Miguel conversa desde cedo com lideranças de Ipojuca como, a prefeita Célia Sales e o deputado estadual Romero Sales Filho. Ele disse estar à disposição para ajudar e afirmou ainda que o momento exige trabalho integrado sem politizações extremas.
Em 2021, Pernambuco foi um dos estados com maior criminalidade no País, ficando com a quarta pior taxa de homicídios do Brasil. Preocupado com a situação, o Pré-candidato intensificou o debate sobre os temas da segurança e da reestruturação das polícias.
Na última quarta-feira (30), quando o Ex-prefeito de Petrolina se afastou do cargo, fez um duro discurso sobre a necessidade de um novo pacto para a segurança pública. Miguel lamentou que o PSB tenha deixado explodir a criminalidade, em Pernambuco.

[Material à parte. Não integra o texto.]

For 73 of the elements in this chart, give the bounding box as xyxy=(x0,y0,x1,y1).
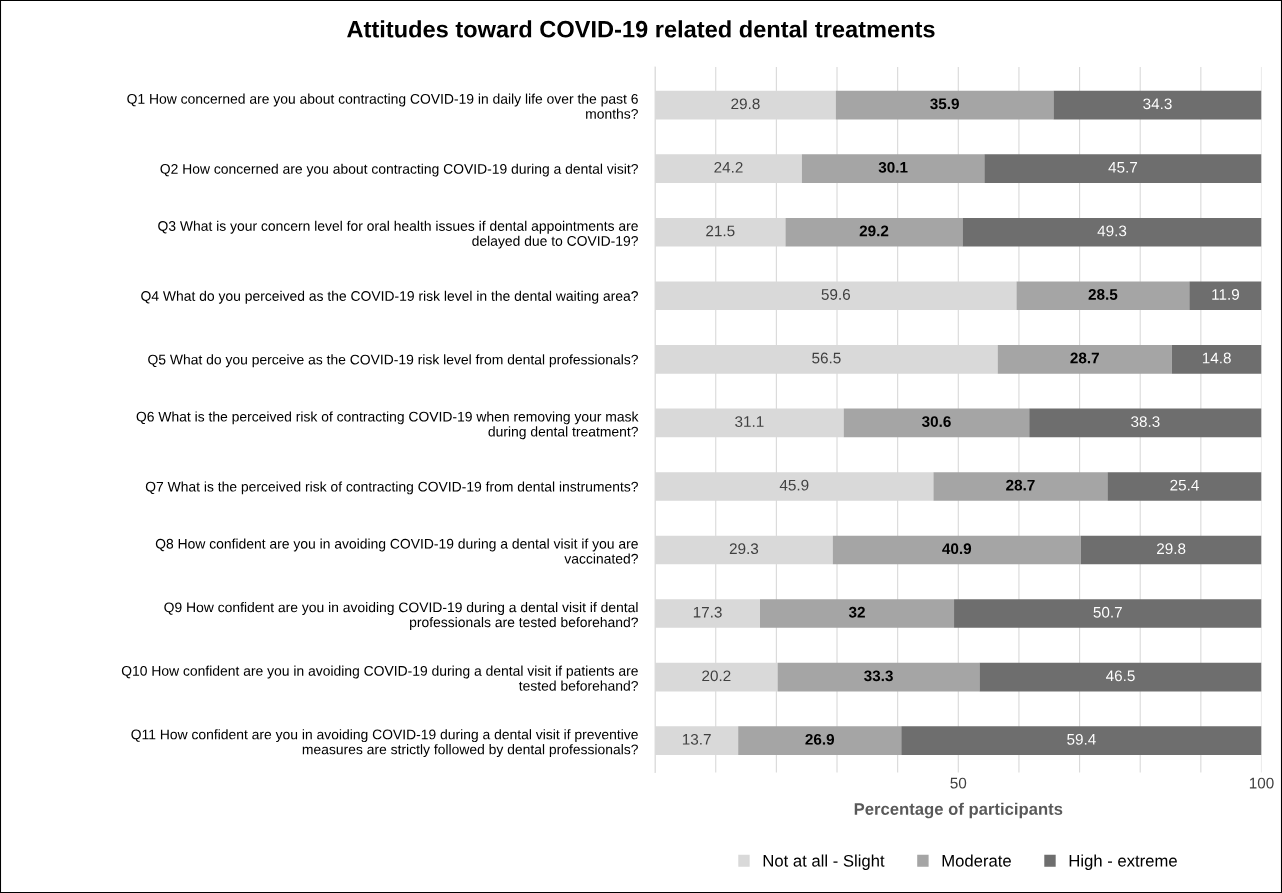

“Roubos, assaltos, homicídios constantemente e um governo apático, que não valoriza e nem defende a sua força policial. Um governo que não age, que não tem atitude”, criticou o pré-candidato em sua despedida do cargo de prefeito.
Miguel ainda disse que pretende reestruturar as forças policiais e acabar com as faixas salariais tão reclamadas pelos homens e mulheres da PM.
“Temos que promover a devida valorização salarial de todas as categorias da segurança pública. Vamos acabar com as faixas da PM, promover a integração com guardas municipais e forças nacionais. Usar a inteligência para proteger os nossos homens e mulheres de farda. Vamos investir pesado para modernizar todo o aparato da segurança”, assegurou.
Por fim, Miguel Coelho, em seu discurso de despedida, mandou um recado duro para os criminosos. “A partir de janeiro, já vou avisando aos bandidos, se mudem para longe, a polícia vai botar ordem na casa”.